A Perspective Review of Passive Techniques Applied to Control the Swirling Flow Instabilities from the Conical Diffuser of Hydraulic Turbines

Abstract

This paper represents a welcome synthesis of the results obtained by the authors over more than a decade. The reason why such an approach is perfectly justified is found in the novelty of the control techniques of decelerated swirling flows from the conical diffuser of hydraulic turbines. The results presented in this paper refer strictly to the new passive control techniques of the swirling flows instabilities from the conical diffuser of hydraulic turbines. Although the results of these new techniques have been disseminated in various papers, it is difficult to outline an overview from a collection of articles.
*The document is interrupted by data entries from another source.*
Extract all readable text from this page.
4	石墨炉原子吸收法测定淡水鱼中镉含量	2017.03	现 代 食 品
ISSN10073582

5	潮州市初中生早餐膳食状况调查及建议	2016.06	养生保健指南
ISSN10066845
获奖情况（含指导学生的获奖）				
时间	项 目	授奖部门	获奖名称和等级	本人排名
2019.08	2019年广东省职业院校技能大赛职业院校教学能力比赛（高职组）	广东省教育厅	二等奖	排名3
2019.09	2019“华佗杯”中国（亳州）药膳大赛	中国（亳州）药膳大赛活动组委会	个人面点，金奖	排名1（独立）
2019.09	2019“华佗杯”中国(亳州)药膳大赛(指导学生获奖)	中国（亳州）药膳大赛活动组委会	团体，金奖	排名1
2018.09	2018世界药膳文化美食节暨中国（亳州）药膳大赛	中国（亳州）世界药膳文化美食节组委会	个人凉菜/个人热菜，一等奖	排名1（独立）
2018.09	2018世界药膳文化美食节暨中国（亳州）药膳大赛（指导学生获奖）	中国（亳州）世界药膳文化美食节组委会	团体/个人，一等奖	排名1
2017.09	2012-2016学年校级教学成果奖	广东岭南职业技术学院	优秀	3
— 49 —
In addition, a lot of valuable information about modern experimental and numerical investigations is not found in articles that usually distill only the most significant results. Therefore, the present paper achieves a welcome unitary synthesis, useful to specialists in the field of turbomachine hydrodynamics. The reluctance of the turbine manufacturers on active control techniques that use external/additional energy sources led us to the choice of passive control techniques review, especially the ones developed in the last years. The first part of the paper analyzes the specialized literature that includes a variety of passive solutions for mitigating self-induced instabilities of decelerated swirling flow downstream of hydraulic turbines. Such inherent instabilities manifest intensely at far from optimal operating regimes and represent one of the challenges of modern hydraulic turbines. The mitigation of these instabilities is an open problem, so far there are no unanimously accepted technical solutions implemented on prototype turbines. The second part of the paper includes detailed investigations on axial water injection with flow-feedback, but also more recent approaches using adjustable diaphragm in the conical diffuser.